Die oben dargestellte Themen, sind aus der Sicht der GWA, die Themen, den der Riedbahner:innen am meisten sorgen bereiten bzw. bei den sie am größten Handlungsbedarf sehen.
Die Riedbahner:innen können zwar Probleme und Verbesserungspotentiale erkennen, aber sind selten bereit selber aktiv bei der Lösung der Probleme mitzuwirken. Gleichzeitig geben die Riedbahner:innen mehrmals an in der Riedbahn gerne zu leben und sich mit den Nachber:innen gut zu verstehen. Die meisten in der Riedbahn lebenden Personen fühlen sich in ihrem Stadtteil wohl.
DIe Analyse zeigt klar woran es mangelt in der Riedbahn, allerdings fehlt der Wille der Stadtverwaltung dagegen vorzugehen, im gegenteil, jedes Problem oder auch jede Sorge wird klein geredet, bzw. ignoriert.
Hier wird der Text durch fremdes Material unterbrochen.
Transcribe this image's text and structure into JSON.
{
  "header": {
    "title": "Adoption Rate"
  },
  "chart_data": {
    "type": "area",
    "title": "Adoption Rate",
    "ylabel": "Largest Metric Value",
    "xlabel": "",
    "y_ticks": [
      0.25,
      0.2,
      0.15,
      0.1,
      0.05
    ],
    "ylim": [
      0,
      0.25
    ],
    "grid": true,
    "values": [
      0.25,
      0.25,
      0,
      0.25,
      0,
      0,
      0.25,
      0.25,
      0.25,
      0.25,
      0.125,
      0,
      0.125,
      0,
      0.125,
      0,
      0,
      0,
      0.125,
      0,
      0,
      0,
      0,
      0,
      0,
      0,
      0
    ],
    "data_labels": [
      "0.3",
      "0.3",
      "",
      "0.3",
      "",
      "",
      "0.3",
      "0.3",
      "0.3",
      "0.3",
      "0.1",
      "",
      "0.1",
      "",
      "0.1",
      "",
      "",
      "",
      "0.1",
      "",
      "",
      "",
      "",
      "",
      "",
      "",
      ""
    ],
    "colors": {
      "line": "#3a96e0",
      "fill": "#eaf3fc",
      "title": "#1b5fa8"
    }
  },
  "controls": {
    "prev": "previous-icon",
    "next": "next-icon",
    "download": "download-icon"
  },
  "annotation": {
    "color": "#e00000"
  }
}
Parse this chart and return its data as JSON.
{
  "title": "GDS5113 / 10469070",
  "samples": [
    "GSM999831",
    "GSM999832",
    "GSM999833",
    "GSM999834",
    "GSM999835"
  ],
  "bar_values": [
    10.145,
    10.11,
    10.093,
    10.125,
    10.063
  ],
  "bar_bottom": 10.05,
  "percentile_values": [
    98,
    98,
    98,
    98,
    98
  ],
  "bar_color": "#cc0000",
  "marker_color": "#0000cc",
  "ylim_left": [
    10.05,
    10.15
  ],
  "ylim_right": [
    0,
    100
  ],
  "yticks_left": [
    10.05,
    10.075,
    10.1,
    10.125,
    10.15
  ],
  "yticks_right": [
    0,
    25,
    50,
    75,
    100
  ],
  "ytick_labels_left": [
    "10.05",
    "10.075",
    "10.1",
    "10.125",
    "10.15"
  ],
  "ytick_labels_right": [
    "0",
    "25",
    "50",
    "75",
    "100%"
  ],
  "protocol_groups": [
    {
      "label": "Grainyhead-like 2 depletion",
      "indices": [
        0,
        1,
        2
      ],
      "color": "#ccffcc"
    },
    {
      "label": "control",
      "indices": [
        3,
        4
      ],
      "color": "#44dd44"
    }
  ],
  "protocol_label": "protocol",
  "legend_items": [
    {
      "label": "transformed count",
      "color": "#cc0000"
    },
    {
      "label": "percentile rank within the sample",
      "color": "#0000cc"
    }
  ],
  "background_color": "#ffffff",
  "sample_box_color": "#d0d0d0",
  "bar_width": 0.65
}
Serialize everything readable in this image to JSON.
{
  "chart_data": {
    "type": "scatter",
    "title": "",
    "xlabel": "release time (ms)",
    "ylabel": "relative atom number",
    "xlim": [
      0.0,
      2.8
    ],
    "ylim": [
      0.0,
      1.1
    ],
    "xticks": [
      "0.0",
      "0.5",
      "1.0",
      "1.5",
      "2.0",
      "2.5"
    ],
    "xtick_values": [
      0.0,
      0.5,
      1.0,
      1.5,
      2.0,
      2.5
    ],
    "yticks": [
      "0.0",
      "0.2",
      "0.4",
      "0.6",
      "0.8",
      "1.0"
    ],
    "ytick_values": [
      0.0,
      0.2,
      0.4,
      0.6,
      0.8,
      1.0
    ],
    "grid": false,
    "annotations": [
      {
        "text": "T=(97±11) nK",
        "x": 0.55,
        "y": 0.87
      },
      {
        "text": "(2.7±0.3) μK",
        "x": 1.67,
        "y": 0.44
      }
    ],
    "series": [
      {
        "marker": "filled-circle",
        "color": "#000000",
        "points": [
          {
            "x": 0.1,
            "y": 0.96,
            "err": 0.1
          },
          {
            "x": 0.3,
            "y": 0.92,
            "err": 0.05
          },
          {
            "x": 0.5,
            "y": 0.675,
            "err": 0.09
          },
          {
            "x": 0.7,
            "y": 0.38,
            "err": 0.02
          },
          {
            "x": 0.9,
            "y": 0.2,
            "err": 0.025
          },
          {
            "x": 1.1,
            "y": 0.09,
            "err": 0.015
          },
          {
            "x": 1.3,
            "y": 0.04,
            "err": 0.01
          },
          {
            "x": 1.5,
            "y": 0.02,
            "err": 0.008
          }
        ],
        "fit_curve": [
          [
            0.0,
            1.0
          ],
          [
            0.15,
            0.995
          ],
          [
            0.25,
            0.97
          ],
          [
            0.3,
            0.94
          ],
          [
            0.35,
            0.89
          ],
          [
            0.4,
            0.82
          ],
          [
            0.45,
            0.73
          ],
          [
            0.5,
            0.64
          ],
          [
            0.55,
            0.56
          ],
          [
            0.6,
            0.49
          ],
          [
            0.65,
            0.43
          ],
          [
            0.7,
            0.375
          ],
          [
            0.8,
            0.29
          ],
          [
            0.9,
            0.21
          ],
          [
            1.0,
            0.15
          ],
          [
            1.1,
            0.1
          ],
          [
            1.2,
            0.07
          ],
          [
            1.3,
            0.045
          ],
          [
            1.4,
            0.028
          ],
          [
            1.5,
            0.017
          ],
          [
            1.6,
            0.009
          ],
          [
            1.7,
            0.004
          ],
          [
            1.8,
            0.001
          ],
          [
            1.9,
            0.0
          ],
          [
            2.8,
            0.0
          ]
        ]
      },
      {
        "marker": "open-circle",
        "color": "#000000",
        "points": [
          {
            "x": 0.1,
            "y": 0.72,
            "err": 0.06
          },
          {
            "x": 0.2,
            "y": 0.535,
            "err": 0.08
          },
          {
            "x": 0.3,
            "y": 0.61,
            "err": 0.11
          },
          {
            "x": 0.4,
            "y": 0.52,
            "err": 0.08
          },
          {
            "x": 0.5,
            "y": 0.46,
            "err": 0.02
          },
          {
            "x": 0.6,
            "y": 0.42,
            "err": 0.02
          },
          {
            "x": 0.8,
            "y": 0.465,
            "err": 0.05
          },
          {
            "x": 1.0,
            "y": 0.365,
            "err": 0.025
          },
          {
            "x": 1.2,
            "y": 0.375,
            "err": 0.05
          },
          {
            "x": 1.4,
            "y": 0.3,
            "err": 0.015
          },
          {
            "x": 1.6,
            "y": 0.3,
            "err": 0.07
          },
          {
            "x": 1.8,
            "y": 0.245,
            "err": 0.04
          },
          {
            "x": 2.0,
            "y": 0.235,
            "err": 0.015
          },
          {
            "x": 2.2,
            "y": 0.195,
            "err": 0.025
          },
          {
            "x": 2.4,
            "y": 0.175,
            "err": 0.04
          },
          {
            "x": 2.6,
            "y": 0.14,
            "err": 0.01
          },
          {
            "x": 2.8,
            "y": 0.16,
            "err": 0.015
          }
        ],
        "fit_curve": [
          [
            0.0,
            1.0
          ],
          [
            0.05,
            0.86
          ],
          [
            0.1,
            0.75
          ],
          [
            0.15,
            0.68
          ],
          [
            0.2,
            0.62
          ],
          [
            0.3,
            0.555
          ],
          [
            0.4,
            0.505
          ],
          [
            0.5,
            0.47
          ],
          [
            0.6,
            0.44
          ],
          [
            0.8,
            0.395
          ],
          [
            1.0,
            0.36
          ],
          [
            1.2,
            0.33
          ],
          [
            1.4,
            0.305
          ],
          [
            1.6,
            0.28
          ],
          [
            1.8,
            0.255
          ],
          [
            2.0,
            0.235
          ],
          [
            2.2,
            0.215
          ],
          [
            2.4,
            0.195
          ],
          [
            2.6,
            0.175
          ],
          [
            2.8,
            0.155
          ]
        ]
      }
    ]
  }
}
Die Riedbahner sind, im Gegensatz zu der letzen Bemerkung im Artikel, gewillt aktiv bei Lösungen mit zu arbeiten, z.B. Gründung AK Busverkehr zur Schule, oder auch intensive Gespräche und Ideen bezügl. Einzelhandel [=Lebensmittelversorgung]. Diese Bemühungen wurden aber von der Stadtverwaltung ignoriert.